As you approach town on stepped plateaus that climb to the Jemez Mountains and look east over the Rio Grande Valley, it’s clear why the physicist J. Robert Oppenheimer convinced the U.S. Army to locate the Manhattan Project in remote Los Alamos. “He wanted grand vistas to inspire scientists, and they did,” said Heather McClenahan, executive director of the Los Alamos Historical Society, which offers lectures on subjects as diverse as modern Nagasaki and hiking trails in Bandelier National Monument.

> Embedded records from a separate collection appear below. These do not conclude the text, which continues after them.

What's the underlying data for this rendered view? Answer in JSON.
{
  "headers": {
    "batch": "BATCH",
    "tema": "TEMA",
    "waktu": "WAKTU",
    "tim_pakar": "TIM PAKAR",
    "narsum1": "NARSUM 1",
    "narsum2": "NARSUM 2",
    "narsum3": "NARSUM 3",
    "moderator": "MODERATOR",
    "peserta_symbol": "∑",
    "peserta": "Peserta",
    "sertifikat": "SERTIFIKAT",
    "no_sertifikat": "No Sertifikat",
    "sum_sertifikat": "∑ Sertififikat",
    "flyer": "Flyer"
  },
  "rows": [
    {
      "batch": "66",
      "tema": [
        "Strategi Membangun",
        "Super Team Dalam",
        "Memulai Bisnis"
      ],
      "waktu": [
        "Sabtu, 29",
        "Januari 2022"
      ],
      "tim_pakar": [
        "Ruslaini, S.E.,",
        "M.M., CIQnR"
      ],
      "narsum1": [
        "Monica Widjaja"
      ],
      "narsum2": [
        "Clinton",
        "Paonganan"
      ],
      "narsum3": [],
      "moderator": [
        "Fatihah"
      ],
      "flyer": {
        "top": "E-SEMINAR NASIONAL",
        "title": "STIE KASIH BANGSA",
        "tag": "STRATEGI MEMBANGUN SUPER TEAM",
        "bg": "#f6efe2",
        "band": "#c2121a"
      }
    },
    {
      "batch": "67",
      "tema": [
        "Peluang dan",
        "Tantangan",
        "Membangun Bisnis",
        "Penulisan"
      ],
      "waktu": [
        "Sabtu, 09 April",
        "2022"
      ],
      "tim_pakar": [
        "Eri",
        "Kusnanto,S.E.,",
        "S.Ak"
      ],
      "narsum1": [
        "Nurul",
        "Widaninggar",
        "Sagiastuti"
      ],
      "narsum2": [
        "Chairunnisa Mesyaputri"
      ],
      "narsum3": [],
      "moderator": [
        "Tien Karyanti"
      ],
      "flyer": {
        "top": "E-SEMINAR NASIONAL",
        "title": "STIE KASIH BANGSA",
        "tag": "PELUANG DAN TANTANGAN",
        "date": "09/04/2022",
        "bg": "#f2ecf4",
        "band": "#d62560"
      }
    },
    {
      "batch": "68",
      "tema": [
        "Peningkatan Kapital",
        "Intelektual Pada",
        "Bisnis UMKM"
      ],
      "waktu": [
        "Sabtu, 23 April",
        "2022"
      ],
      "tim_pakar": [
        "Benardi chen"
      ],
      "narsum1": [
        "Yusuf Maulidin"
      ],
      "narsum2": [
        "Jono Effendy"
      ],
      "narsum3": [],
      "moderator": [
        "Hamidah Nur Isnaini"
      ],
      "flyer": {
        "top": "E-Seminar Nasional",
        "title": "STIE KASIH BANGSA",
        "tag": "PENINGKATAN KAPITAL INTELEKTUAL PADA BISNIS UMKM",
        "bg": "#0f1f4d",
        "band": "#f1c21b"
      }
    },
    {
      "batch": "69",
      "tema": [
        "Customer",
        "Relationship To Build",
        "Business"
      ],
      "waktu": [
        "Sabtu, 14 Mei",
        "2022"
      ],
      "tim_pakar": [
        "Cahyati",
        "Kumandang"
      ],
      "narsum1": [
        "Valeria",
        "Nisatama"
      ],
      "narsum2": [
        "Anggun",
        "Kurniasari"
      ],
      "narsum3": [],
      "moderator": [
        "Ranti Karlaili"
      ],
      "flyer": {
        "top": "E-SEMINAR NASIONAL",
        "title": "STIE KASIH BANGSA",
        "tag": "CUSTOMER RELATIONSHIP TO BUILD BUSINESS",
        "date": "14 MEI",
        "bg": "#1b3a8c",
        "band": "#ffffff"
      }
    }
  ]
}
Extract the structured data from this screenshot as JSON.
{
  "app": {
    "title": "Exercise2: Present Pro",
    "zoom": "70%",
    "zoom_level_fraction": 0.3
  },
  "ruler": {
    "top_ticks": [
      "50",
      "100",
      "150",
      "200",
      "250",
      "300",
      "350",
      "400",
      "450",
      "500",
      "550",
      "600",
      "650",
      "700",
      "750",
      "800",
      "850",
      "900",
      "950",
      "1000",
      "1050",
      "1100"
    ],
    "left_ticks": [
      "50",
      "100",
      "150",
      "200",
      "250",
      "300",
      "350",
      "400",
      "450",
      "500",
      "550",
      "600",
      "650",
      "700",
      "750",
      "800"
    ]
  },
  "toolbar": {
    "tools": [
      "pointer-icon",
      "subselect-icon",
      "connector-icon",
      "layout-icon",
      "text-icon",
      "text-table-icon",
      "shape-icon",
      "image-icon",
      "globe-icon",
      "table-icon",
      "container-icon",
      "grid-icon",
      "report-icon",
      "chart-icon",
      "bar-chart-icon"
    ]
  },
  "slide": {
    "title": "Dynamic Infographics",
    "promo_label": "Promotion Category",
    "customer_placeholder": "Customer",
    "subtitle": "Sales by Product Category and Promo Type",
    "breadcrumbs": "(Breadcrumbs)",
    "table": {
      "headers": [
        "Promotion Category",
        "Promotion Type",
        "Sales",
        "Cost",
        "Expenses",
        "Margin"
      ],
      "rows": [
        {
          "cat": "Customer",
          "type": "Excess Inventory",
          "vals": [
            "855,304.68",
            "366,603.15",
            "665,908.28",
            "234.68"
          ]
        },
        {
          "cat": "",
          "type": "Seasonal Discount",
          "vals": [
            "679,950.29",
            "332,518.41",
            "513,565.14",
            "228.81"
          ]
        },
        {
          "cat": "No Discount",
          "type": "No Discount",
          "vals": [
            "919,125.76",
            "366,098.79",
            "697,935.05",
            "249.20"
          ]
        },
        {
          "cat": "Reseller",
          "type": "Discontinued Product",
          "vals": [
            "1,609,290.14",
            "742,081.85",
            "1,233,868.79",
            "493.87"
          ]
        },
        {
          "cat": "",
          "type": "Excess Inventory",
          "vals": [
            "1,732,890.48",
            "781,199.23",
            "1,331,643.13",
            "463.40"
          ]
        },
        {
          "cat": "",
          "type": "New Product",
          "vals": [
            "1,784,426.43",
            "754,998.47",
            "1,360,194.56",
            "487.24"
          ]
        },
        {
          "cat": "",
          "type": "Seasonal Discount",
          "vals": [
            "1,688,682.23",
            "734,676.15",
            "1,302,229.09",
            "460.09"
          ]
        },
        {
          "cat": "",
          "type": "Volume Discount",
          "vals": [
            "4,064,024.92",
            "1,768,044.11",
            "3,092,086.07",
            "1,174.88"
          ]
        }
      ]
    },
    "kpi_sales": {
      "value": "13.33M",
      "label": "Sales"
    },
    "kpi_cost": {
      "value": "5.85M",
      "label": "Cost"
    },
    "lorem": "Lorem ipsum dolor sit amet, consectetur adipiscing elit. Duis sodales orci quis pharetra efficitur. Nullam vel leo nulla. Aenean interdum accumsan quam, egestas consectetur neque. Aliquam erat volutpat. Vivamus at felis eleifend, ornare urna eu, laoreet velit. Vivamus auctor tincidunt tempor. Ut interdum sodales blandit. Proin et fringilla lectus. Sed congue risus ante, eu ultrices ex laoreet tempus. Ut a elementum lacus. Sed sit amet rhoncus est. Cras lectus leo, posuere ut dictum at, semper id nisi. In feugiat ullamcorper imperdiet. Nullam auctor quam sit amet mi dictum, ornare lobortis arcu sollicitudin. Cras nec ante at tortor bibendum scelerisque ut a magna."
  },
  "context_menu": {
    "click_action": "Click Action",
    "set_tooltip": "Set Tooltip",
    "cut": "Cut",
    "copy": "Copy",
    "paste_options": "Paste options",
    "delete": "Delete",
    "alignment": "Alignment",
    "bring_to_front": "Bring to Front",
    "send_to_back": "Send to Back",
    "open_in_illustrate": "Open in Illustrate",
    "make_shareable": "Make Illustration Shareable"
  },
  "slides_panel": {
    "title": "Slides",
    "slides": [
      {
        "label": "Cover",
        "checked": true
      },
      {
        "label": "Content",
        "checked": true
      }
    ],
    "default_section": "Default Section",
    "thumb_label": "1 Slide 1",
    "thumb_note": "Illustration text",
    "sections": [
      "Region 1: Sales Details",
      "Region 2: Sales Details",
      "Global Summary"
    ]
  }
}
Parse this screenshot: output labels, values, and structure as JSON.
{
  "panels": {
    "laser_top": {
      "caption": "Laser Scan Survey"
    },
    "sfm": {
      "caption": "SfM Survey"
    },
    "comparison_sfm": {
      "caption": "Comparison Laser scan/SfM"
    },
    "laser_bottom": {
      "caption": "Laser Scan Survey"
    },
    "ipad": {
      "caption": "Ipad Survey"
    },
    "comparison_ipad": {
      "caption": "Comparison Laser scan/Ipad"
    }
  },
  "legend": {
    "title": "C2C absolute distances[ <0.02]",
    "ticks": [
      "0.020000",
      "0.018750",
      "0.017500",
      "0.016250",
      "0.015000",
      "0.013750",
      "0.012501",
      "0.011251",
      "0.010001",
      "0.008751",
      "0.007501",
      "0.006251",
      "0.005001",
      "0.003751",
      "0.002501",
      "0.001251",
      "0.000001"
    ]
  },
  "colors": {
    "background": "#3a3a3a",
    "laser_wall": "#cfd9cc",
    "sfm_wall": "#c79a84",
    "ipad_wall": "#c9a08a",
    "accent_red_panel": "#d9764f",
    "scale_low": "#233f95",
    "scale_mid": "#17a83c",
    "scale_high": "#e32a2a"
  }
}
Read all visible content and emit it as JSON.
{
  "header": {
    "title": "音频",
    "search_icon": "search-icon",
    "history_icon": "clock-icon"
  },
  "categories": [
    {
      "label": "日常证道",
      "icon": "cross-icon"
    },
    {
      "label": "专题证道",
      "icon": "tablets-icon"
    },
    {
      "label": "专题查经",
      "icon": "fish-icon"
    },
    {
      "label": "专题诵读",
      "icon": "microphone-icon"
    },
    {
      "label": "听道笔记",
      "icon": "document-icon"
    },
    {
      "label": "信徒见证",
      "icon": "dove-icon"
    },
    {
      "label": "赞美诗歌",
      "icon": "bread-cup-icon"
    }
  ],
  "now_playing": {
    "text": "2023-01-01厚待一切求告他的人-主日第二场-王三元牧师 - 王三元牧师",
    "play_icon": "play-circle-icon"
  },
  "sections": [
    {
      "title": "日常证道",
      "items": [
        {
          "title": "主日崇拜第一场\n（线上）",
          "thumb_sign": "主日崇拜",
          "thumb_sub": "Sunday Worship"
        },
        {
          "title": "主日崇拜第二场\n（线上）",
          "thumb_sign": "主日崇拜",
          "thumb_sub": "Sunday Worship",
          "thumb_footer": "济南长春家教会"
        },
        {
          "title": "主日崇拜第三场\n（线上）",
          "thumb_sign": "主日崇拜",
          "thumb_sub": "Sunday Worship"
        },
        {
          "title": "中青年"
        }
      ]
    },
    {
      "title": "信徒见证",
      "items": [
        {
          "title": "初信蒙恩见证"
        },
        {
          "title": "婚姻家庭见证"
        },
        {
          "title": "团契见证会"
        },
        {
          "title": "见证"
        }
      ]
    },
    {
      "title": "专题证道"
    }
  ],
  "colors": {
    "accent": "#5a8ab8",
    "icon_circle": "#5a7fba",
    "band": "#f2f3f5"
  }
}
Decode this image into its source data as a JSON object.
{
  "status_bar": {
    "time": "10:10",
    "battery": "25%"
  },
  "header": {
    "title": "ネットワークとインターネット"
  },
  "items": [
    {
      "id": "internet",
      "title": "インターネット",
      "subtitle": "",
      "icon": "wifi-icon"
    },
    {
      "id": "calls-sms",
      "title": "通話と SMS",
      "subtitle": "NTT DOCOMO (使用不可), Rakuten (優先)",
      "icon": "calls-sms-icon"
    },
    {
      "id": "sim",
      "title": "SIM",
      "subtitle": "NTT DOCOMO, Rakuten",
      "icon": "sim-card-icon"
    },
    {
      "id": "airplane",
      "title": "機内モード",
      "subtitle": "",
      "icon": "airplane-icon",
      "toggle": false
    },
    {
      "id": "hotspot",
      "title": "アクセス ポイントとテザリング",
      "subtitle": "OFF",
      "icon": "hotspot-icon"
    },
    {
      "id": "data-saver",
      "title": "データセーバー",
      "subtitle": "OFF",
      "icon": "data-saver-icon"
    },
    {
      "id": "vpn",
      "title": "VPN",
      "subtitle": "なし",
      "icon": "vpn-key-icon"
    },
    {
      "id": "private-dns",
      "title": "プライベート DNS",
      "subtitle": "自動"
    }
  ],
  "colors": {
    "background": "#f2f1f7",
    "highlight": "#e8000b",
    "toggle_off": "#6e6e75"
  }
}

It was Manhattan Project alumni who created the Bradbury Science Museum, telling the social and scientific history of the great undertaking. (The Manhattan Project would give rise to Los Alamos National Laboratory.) Oppenheimer’s career went aground during the McCarthy era, but his brilliant, cultivated spirit still fosters a rich symbiosis of science and the arts in Los Alamos, which has two dance companies, a symphony orchestra and a community theater. Its calendar features art fairs and farmers markets, along with the popular Next Big Idea: Festival of Discovery, Invention and Innovation, which sponsors an international science- and math-based art contest.
The spectacular setting that inspired Oppenheimer is perhaps the crowning glory. Cached on the 7,500-foot Pajarito Plateau amid ranch lands and pine forests—lately threatened by two major wildfires—Los Alamos is in easy reach of skiing and hiking, ancient Pueblo dwellings at Bandelier National Monument and Georgia O’Keeffe’s house in Abiquiu.